Como crecí en un hogar en el que éramos 8 hermanos hombres y una sola mujer, tengo que reconocer que la figura femenina tuvo un impacto particular en mí. Siempre me pareció un enigma, algo que había que tratar distinto, aunque no supiera realmente cómo. Mi hermana vestía uniforme colegial de falda tipo escocés y saco oscuro de lana, y usaba enaguas cuando no estaba en la Normal. Perteneció a la primera generación que comenzó a usar slacks.

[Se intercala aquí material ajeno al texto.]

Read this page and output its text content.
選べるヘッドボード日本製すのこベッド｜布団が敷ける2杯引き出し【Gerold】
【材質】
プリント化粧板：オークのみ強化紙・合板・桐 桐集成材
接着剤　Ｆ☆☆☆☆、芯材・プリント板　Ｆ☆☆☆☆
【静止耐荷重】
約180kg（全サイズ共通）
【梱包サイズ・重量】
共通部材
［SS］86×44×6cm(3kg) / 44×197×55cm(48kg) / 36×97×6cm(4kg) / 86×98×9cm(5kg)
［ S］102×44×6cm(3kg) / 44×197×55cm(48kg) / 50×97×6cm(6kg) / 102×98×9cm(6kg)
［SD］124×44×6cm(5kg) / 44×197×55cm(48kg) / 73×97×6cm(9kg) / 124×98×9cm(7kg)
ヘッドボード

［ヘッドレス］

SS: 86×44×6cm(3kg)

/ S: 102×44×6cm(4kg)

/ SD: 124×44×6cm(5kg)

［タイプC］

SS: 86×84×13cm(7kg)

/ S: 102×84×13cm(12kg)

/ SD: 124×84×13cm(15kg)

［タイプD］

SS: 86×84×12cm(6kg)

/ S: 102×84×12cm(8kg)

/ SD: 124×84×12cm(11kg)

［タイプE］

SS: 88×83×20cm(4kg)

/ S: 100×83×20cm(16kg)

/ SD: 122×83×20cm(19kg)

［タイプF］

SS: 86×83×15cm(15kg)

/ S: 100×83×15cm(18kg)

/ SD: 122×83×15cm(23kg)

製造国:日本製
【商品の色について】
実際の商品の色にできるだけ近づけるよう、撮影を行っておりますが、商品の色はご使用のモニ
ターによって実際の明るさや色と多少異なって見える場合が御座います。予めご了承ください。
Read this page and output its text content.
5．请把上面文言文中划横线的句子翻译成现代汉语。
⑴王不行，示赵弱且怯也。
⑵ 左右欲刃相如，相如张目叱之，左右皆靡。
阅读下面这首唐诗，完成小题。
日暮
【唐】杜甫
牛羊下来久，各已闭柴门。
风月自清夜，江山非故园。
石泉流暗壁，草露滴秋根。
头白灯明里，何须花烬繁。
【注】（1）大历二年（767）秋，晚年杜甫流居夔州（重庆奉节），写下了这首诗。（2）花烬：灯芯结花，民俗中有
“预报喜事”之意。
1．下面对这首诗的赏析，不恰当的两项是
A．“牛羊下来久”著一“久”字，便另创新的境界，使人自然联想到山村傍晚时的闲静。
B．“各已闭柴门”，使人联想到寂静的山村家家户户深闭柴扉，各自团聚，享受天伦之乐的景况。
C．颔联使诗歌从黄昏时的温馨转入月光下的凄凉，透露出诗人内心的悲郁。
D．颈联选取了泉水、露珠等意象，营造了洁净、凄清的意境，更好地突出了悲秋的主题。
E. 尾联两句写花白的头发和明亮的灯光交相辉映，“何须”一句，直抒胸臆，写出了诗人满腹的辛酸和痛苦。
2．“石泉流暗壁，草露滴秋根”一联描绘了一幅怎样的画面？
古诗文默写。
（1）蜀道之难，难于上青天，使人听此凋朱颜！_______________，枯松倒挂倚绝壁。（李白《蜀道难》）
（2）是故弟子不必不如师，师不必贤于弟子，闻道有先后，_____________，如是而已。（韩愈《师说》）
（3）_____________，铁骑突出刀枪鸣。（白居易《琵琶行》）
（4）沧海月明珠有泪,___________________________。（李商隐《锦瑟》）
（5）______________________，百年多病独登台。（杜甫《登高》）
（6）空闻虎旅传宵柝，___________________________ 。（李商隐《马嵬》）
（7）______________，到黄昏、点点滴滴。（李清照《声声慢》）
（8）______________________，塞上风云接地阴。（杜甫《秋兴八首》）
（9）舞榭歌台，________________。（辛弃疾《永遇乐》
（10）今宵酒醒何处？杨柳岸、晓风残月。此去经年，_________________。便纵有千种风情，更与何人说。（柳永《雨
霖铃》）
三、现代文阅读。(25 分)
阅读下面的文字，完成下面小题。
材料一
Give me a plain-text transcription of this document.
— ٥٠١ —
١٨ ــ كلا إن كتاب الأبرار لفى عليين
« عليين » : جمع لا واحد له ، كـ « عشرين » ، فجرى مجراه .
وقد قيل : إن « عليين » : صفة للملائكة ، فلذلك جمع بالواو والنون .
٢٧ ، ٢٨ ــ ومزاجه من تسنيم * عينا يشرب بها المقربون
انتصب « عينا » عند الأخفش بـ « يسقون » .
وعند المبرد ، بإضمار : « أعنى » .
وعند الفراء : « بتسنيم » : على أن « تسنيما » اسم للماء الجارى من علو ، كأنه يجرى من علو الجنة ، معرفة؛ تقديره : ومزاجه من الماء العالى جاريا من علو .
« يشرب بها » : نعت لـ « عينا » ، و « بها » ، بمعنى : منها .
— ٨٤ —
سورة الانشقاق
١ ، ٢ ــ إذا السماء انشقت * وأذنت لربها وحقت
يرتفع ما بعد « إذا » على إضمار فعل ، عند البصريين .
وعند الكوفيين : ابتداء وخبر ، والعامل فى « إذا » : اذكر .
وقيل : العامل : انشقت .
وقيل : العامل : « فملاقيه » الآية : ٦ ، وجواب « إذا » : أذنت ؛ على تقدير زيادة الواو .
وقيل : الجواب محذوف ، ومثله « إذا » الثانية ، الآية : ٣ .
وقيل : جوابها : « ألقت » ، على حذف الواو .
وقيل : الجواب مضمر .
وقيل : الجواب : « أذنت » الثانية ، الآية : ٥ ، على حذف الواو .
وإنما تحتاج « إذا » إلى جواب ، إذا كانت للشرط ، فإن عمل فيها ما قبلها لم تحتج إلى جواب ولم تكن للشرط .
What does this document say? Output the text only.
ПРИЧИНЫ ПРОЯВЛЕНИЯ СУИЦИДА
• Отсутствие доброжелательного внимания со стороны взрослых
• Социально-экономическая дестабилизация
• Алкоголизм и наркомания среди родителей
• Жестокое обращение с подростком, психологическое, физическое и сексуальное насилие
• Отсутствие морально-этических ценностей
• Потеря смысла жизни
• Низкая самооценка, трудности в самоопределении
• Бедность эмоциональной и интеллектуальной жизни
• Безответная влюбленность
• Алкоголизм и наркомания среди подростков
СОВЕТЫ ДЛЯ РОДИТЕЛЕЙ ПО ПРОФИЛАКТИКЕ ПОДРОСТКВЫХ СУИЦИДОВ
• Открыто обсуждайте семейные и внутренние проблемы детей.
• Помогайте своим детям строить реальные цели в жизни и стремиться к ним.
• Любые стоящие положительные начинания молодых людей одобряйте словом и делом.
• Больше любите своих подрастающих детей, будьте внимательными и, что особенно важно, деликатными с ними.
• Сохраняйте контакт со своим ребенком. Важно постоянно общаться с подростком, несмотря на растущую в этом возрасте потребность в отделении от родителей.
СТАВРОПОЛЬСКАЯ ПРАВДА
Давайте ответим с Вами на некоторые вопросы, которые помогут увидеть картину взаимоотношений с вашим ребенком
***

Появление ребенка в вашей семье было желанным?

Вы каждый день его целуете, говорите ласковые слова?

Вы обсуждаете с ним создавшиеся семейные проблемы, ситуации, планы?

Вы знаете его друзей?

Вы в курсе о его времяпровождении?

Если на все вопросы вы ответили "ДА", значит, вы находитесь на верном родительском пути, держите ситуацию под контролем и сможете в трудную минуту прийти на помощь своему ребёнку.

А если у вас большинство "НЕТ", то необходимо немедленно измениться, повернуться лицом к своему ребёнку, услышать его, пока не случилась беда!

No he vuelto a escuchar esa palabra en el lenguaje corriente, pese a que cuando se impuso para decir pantalones para mujer fue toda una revolución. Igual recuerdo que ella y mamá iban de vez en cuando a salones de belleza, donde se hacían arreglar el cabello. Había una especie de cascos grandes bajo los cuales introducían la cabeza para secarlo. Por alguna razón uno las acompañaba y aún recuerdo las revistas que leía mientras esperaba.
Vanidades y Cromos, así como algunas de modas, con fotos a color. Sus temas de conversación eran evidentemente muy distintos a los que ocupaban la atención nuestra. Era la época de las fotonovelas, especie de comics, pero en fotografías a blanco y negro o blanco y marrón. Y de las historias de amor que escribía Corín Tellado, que ocupaban numerosas hojas a varias columnas al final de Vanidades. Asuntos de mujeres, decíamos nosotros.
En el colegio donde cursé mis estudios primarios solo tuve maestras, nunca un profesor varón. Destacaba el rector, el padre Rueda, superior y lejano, una especie de sumo maestro. Las mujeres eran para mí seres diferentes a los que integraban mi mundo, en su mayoría varones. Además, eran mayores, con autoridad, lo cual significaba en la práctica que podían regañarlo a uno, y a veces abofetearlo, como hacía la profesora Lucía Recamán.
Mi hermana se casó temprano y salió de la casa. Todos mis juegos infantiles fueron con hombres, ya fueran mis hermanos o vecinos. Y mi familia más cercana, mis primos, los hijos de mi tía Albinia, solo varones. Cursé la secundaria en San Bartolomé, con jesuitas, en donde curiosamente las únicas maestras que tuve fueron las de inglés, en los últimos años. Por lo menos debí tener medio centenar de profesores, todos hombres.
Me formé en el patriarcado, una época con valores y criterios muy recios. Había que ser varón, y además rudo. No sé si ahora, pero en los ambientes masculinos de entonces era normal hacerse respetar con los puños. Desde luego los niños más grandes y pesados solían ser los matones y había que aprender a convivir con ellos. Una forma era hacerlos amigos. Otra, hacerles entender que lo pequeño no significaba necesariamente debilidad.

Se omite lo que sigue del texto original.